Tout cela n'aurait pas pu être fait s'il n'y avait pas un plein d'accord entre la Commission et le commissaire Patten mais aussi le représentant et les ministres. Les ministres veulent pouvoir jouer leur rôle au sein du Conseil Affaires générales dont le nom dit bien ce que cela veut dire pour fixer des orientations pour pouvoir en débattre, ils ont besoin des informations claires, explicites sur ce qui se passe et sur les conséquences de ce que l'on décide. Et tout ça se fait en convergence avec les efforts du Commissaire Patten qui était le premier en arrivant dans ce poste à dire les choses ne tournent pas rond, il faut reprendre cette gestion. Donc, nous nous sommes engagés dans un effort de clarification qui suppose que l'on dise bien quel est le rôle de chacun. S'il n'y avait pas eu cet objectif commun et ce désir de travailler ensemble mieux, on n'aurait pas pu faire ce travail utile. Ce matin, nous avons eu un échange sur l'avenir de l'Europe, évidemment, chacun le sait, je l'ai dit, je le répète ici, la priorité absolue c'est de réussir à Nice, car si nous n'étions pas capables à quinze de trouver à Nice sur les quatre sujets à l'ordre du jour une vraie bonne solution, toutes les spéculations sur la suite, toutes les réflexions sur la suite, serait un peu dans le vide en réalité, donc c'est l'échéance clé. Nous le savons tous. Mais cela n'a pas grand intérêt pour les ministres de refaire le tour de table pour réexprimer les mêmes positions connues. Justement, nous commençons à déplorer que chacun répète mécaniquement sa position, et nous disons que le temps est venu de rentrer dans la vraie négociation, mais pour cela nous avons un calendrier, nous avons un programme, nous avons des CAG, nous avons des conclaves, nous avons des dîners de travail, nous avons un calendrier intensif pour arracher cette décision dont nous avons besoin, ce n'est donc pas la peine de refaire ça aujourd'hui.

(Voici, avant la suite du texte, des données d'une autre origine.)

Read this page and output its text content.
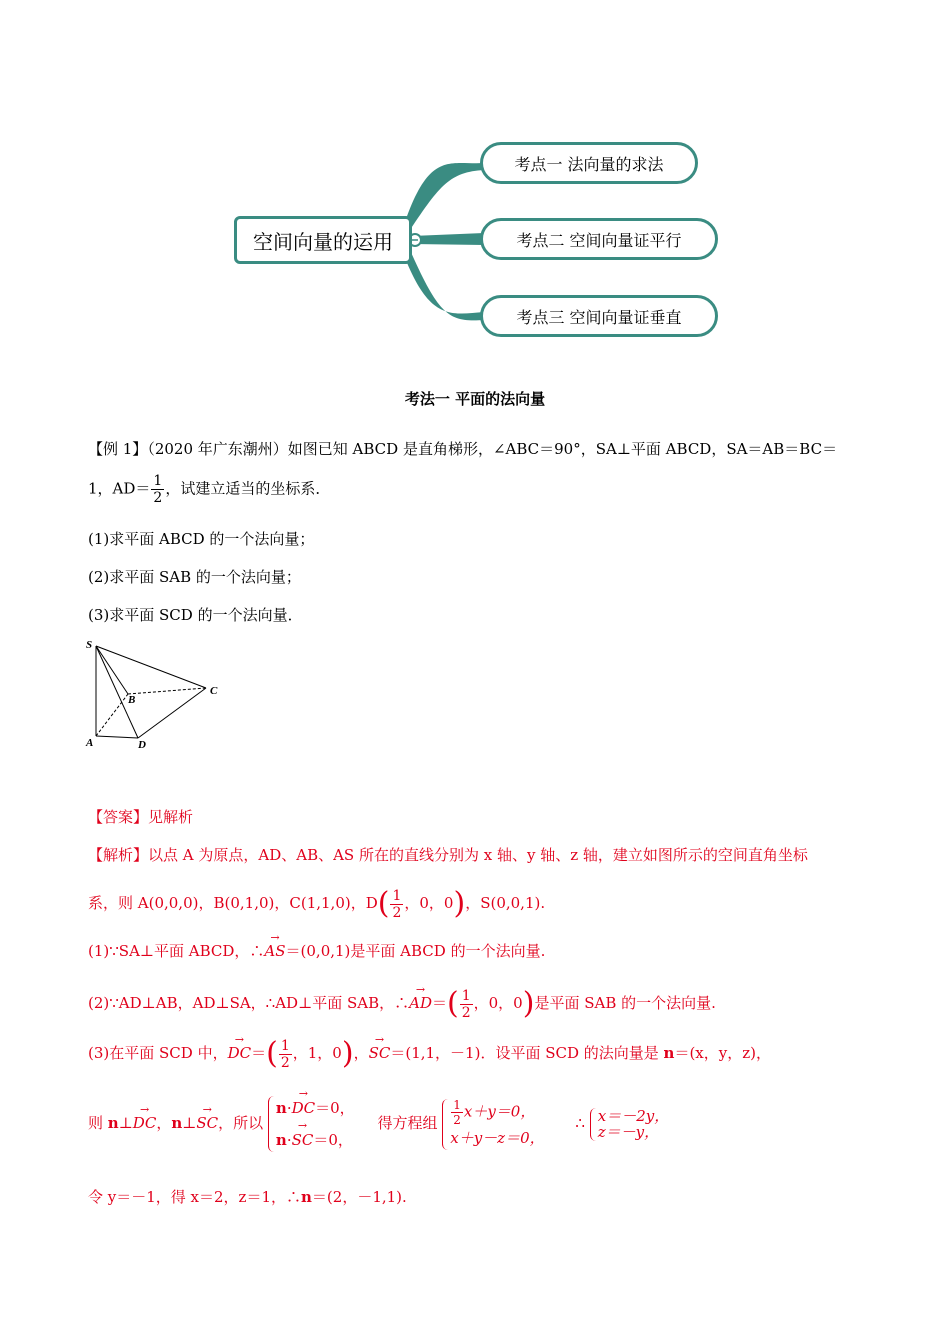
空间向量的运用
考点一 法向量的求法
考点二 空间向量证平行
考点三 空间向量证垂直
考法一 平面的法向量
【例 1】（2020 年广东潮州）如图已知 ABCD 是直角梯形，∠ABC＝90°，SA⊥平面 ABCD，SA＝AB＝BC＝
1，$AD= \frac{1}{2}$ ，试建立适当的坐标系．
(1)求平面 ABCD 的一个法向量；
(2)求平面 SAB 的一个法向量；
(3)求平面 SCD 的一个法向量．
S
B
C
A	D
【答案】见解析
【解析】以点 A 为原点，AD、AB、AS 所在的直线分别为 x 轴、y 轴、z 轴，建立如图所示的空间直角坐标
系，则 A(0,0,0)，B(0,1,0)，C(1,1,0)，$D( \frac{1}{2}$ ，0，0)，S(0,0,1).
(1)∵SA⊥平面 ABCD，∴→ AS＝(0,0,1)是平面 ABCD 的一个法向量.
(2)∵AD⊥AB，AD⊥SA，∴AD⊥平面 SAB，∴→ $AD=( \frac{1}{2}$ ，0，0)是平面 SAB 的一个法向量.
(3)在平面 SCD 中，→ $DC=( \frac{1}{2}$ ，1，0)，→ SC＝(1,1，－1)．设平面 SCD 的法向量是 n＝(x，y，z)，
则 n⊥→ DC，n⊥→ SC，所以
n·→ DC＝0，
n·→ SC＝0，
得方程组 $\frac{1}{2} x+y=0$，
x＋y－z＝0，
∴ x＝－2y，
z＝－y，
令 y＝－1，得 x＝2，z＝1，∴n＝(2，－1,1).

Et sans rien changer à la priorité de Nice, nous avons pensé qu'il n'était pas possible que les ministres des Affaires étrangères soient ensembles pour une réunion aussi importante qu'un gymnich sans aborder ce débat sur l'avenir de l'Europe qui s'est développé dans les conditions que vous savez au printemps, parce que ce débat n'est pas la propriété des Français et des Allemands. Il est clair que tous les pays membres, sans parler d'autres qui ont déjà des idées eux-mêmes sur ce débat, mais en tout cas tous les pays membres doivent y participer de plein pied. Or ce débat ne relève pas que de la responsabilité des ministres des Affaires étrangères naturellement, ni même de la responsabilité des chefs d'Etat et de gouvernement, c'est un immense débat démocratique qui concerne tout le monde, mais c'est aussi la responsabilité des ministres qui animent le Conseil Affaires générales. Donc, nous avons eu des discussions, ce qui n'est pas la même chose qu'un tour de table. Personne n'était venu à ce gymnich pour venir lire des papiers préparés à l'avance. C'était de vraies discussions, de vraies réponses. Nous avons donc amené les uns et les autres à expliquer comment dans chaque pays l'opinion réagit à ce débat sur : faut-il ou non plus de fédéralisme, faut-il espérer dans un progrès de l'ensemble de l'Union ou penser que d'une façon ou d'une autre, un jour une avant garde quelque soit son nom devrait être dégagée ou s'imposera d'elle-même. Est-ce que la charte doit un jour entrer dans un processus qui portrait le nom de constitution et qu'est-ce que cela veut dire. Toutes ces questions ont été abordées. Et donc maintenant, c'est un débat où tous les pays sont parties prenantes. Et nous avons terminé ce gymnich par un déjeuner sur les Balkans. Nous avons fait le point de la situation notamment en Serbie, mais j'y reviendrais sans doute, puisque j'imagine qu'il y aura des questions sur ce point. Voilà, avant de clore ce petit préambule, je voudrais également dire que les quatorze ministres et la Commission ont exprimé leur pleine solidarité avec nos amis espagnols, avec la démocratie espagnole dans sa lutte contre le terrorisme.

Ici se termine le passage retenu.